In recent years, therapies to target senescent cells (senotherapies) in cancer and ageing by, for example, using small chemical compounds exploiting senescent cell vulnerabilities that result in the specific killing of senescent cells (senolytics), have been shown effective in treating ageing and age-related diseases in preclinical models, and clinical trials are undergoing to assess their therapeutic potential in humans. Furthermore, two-punch anti-cancer therapeutic strategies inducing cellular senescence in cancer cells, followed by interventions to eliminate those senescent cancer cells (e.g. senolytics), have been proposed as a new rationale for anti-cancer therapies. However, most senolytic target pathways are mostly inactivated in human cancer (e.g. p53), so unique mechanistic insight is necessary to identify senolytic pathways to target senescent cancer cells in tumours. In our group, we discovered that receptors of the innate immune systems (known as pattern recognition receptors) are in the core machinery regulating cellular senescence and the SASP. Specifically, we have shown that innate immune signalling through inflammasomes (caspase-1 and -4) and toll-like receptors (TLR2) are critical for SASP activation. We propose manipulating those pathways to activate selective immune responses and inflict inflammatory cell death in targeted cancer cells using two-punch strategies as an exciting new prospect in the anti-cancer arsenal.

Our primary specific research aims are:

1. To reveal new molecular mechanistic insight about the regulation of cellular senescence and the senescence-associated secretory phenotype (SASP)
2. To characterise the innate-immune identity, origin, and function of the senescent cell state.
3. To identify new senescent cell vulnerabilities to engineer innovative anti-cancer and anti-ageing therapies based on cellular senescence manipulation.

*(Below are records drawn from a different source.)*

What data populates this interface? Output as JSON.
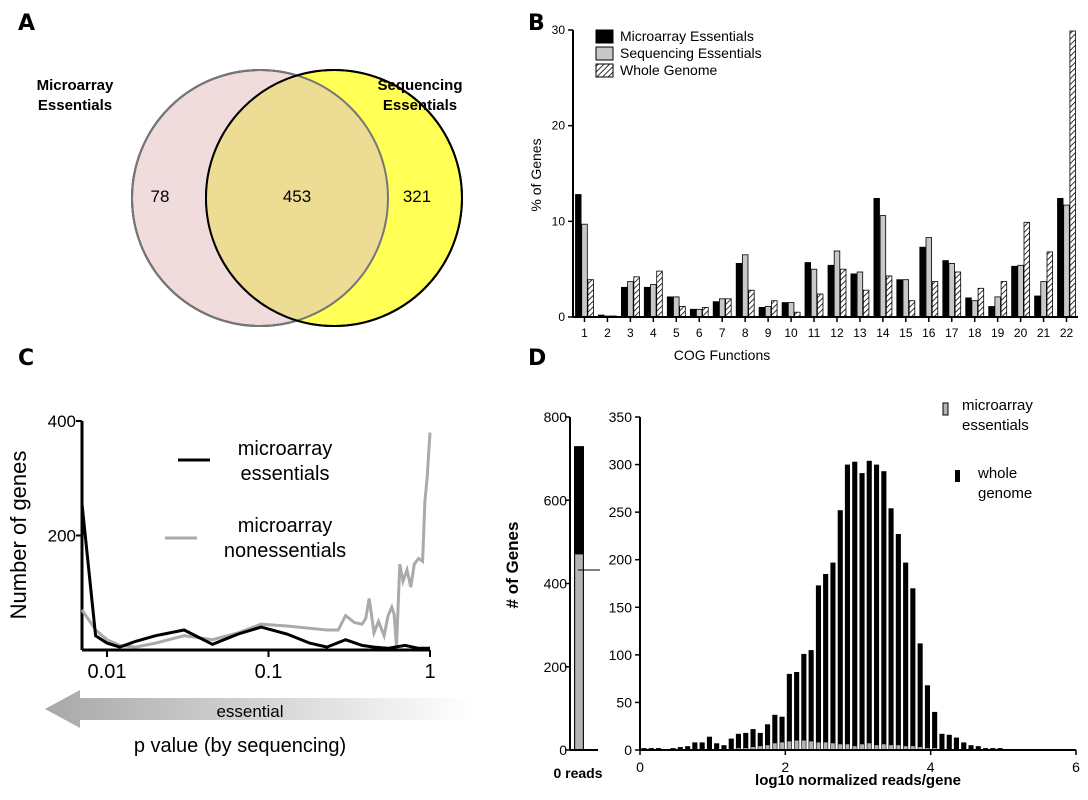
{
  "panels": {
    "a": "A",
    "b": "B",
    "c": "C",
    "d": "D"
  },
  "chart_data": [
    {
      "type": "venn",
      "sets": [
        {
          "label_line1": "Microarray",
          "label_line2": "Essentials",
          "only": 78,
          "color": "#f0dcdc"
        },
        {
          "label_line1": "Sequencing",
          "label_line2": "Essentials",
          "only": 321,
          "color": "#ffff55"
        }
      ],
      "overlap": 453,
      "overlap_color": "#ecdc94"
    },
    {
      "type": "bar",
      "xlabel": "COG Functions",
      "ylabel": "% of Genes",
      "ylim": [
        0,
        30
      ],
      "yticks": [
        0,
        10,
        20,
        30
      ],
      "legend_position": "top-left",
      "categories": [
        "1",
        "2",
        "3",
        "4",
        "5",
        "6",
        "7",
        "8",
        "9",
        "10",
        "11",
        "12",
        "13",
        "14",
        "15",
        "16",
        "17",
        "18",
        "19",
        "20",
        "21",
        "22"
      ],
      "series": [
        {
          "name": "Microarray Essentials",
          "fill": "#000000",
          "values": [
            12.8,
            0.2,
            3.1,
            3.1,
            2.1,
            0.8,
            1.6,
            5.6,
            1.0,
            1.5,
            5.7,
            5.4,
            4.5,
            12.4,
            3.9,
            7.3,
            5.9,
            2.0,
            1.1,
            5.3,
            2.2,
            12.4
          ]
        },
        {
          "name": "Sequencing Essentials",
          "fill": "#c8c8c8",
          "values": [
            9.7,
            0.1,
            3.7,
            3.4,
            2.1,
            0.8,
            1.9,
            6.5,
            1.1,
            1.5,
            5.0,
            6.9,
            4.7,
            10.6,
            3.9,
            8.3,
            5.6,
            1.7,
            2.1,
            5.4,
            3.7,
            11.7
          ]
        },
        {
          "name": "Whole Genome",
          "fill": "hatch",
          "values": [
            3.9,
            0.1,
            4.2,
            4.8,
            1.1,
            1.0,
            1.9,
            2.8,
            1.7,
            0.5,
            2.4,
            5.0,
            2.8,
            4.3,
            1.7,
            3.7,
            4.7,
            3.0,
            3.7,
            9.9,
            6.8,
            29.9
          ]
        }
      ]
    },
    {
      "type": "line",
      "xlabel": "p value (by sequencing)",
      "ylabel": "Number of genes",
      "xscale": "log",
      "xlim": [
        0.007,
        1
      ],
      "ylim": [
        0,
        400
      ],
      "xticks": [
        0.01,
        0.1,
        1
      ],
      "xtick_labels": [
        "0.01",
        "0.1",
        "1"
      ],
      "yticks": [
        200,
        400
      ],
      "arrow_label": "essential",
      "series": [
        {
          "name_line1": "microarray",
          "name_line2": "essentials",
          "color": "#000000",
          "x": [
            0.007,
            0.0085,
            0.01,
            0.012,
            0.015,
            0.02,
            0.03,
            0.045,
            0.065,
            0.09,
            0.13,
            0.18,
            0.23,
            0.3,
            0.38,
            0.45,
            0.55,
            0.7,
            0.85,
            1.0
          ],
          "y": [
            255,
            25,
            12,
            5,
            15,
            25,
            35,
            10,
            28,
            40,
            28,
            12,
            5,
            18,
            8,
            5,
            3,
            8,
            3,
            3
          ]
        },
        {
          "name_line1": "microarray",
          "name_line2": "nonessentials",
          "color": "#aaaaaa",
          "x": [
            0.007,
            0.0085,
            0.01,
            0.012,
            0.015,
            0.02,
            0.03,
            0.045,
            0.065,
            0.09,
            0.13,
            0.18,
            0.23,
            0.27,
            0.3,
            0.34,
            0.38,
            0.4,
            0.42,
            0.45,
            0.48,
            0.52,
            0.55,
            0.58,
            0.6,
            0.62,
            0.65,
            0.68,
            0.72,
            0.76,
            0.8,
            0.85,
            0.9,
            0.93,
            0.96,
            1.0
          ],
          "y": [
            70,
            35,
            18,
            8,
            5,
            12,
            25,
            18,
            30,
            45,
            42,
            38,
            35,
            35,
            60,
            48,
            45,
            55,
            90,
            30,
            50,
            25,
            60,
            75,
            62,
            5,
            150,
            120,
            140,
            110,
            150,
            160,
            155,
            260,
            300,
            380
          ]
        }
      ]
    },
    {
      "type": "histogram",
      "xlabel": "log10 normalized reads/gene",
      "ylabel": "# of Genes",
      "legend": [
        {
          "name_line1": "microarray",
          "name_line2": "essentials",
          "fill": "#b4b4b4"
        },
        {
          "name_line1": "whole",
          "name_line2": "genome",
          "fill": "#000000"
        }
      ],
      "zero_reads": {
        "label": "0 reads",
        "ylim": [
          0,
          800
        ],
        "yticks": [
          0,
          200,
          400,
          600,
          800
        ],
        "whole_genome": 730,
        "microarray_essentials": 470
      },
      "xlim": [
        0,
        6
      ],
      "ylim": [
        0,
        350
      ],
      "xticks": [
        0,
        2,
        4,
        6
      ],
      "yticks": [
        0,
        50,
        100,
        150,
        200,
        250,
        300,
        350
      ],
      "bin_centers": [
        0.0,
        0.1,
        0.2,
        0.3,
        0.4,
        0.5,
        0.6,
        0.7,
        0.8,
        0.9,
        1.0,
        1.1,
        1.2,
        1.3,
        1.4,
        1.5,
        1.6,
        1.7,
        1.8,
        1.9,
        2.0,
        2.1,
        2.2,
        2.3,
        2.4,
        2.5,
        2.6,
        2.7,
        2.8,
        2.9,
        3.0,
        3.1,
        3.2,
        3.3,
        3.4,
        3.5,
        3.6,
        3.7,
        3.8,
        3.9,
        4.0,
        4.1,
        4.2,
        4.3,
        4.4,
        4.5,
        4.6,
        4.7,
        4.8,
        4.9,
        5.0,
        5.1,
        5.2,
        5.3
      ],
      "whole_genome": [
        2,
        2,
        2,
        1,
        2,
        3,
        4,
        8,
        8,
        14,
        7,
        5,
        12,
        17,
        18,
        22,
        18,
        27,
        37,
        35,
        80,
        82,
        101,
        105,
        173,
        185,
        197,
        252,
        300,
        303,
        291,
        304,
        300,
        293,
        254,
        227,
        197,
        170,
        112,
        68,
        40,
        17,
        16,
        13,
        8,
        5,
        4,
        2,
        2,
        2,
        1,
        1,
        0,
        1
      ],
      "microarray_essentials": [
        0,
        0,
        0,
        0,
        0,
        0,
        0,
        0,
        0,
        1,
        1,
        0,
        1,
        2,
        2,
        3,
        4,
        5,
        7,
        8,
        9,
        10,
        10,
        9,
        8,
        8,
        7,
        6,
        6,
        4,
        6,
        7,
        5,
        6,
        5,
        5,
        4,
        4,
        3,
        2,
        2,
        1,
        1,
        1,
        0,
        0,
        0,
        0,
        0,
        0,
        0,
        0,
        0,
        0
      ]
    }
  ]
}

Our group has been vital in discovering the SASP and its dependency on innate immune signalling, and in unravelling transcriptional programs upon senescence-associated nuclear stress and chromatin organisation, resulting in highly cited publication in journals such as Cell, Nature Cell Biology, Genes & Development or Science Advances. We use high-throughput approaches (e.g. proteomics, transcriptomics, metabolomics) combined with focused phenotypic screens (e.g. loss of function genetic RNAi or CRISPR screens, and small chemical compounds) to identify critical functional candidate genes and pathways regulating cellular senescence and the SASP, state of the art molecular and cellular biology methods to characterise their mechanism of action, and preclinical animal models and analysis of human samples to investigate their relevance and functionality in vivo.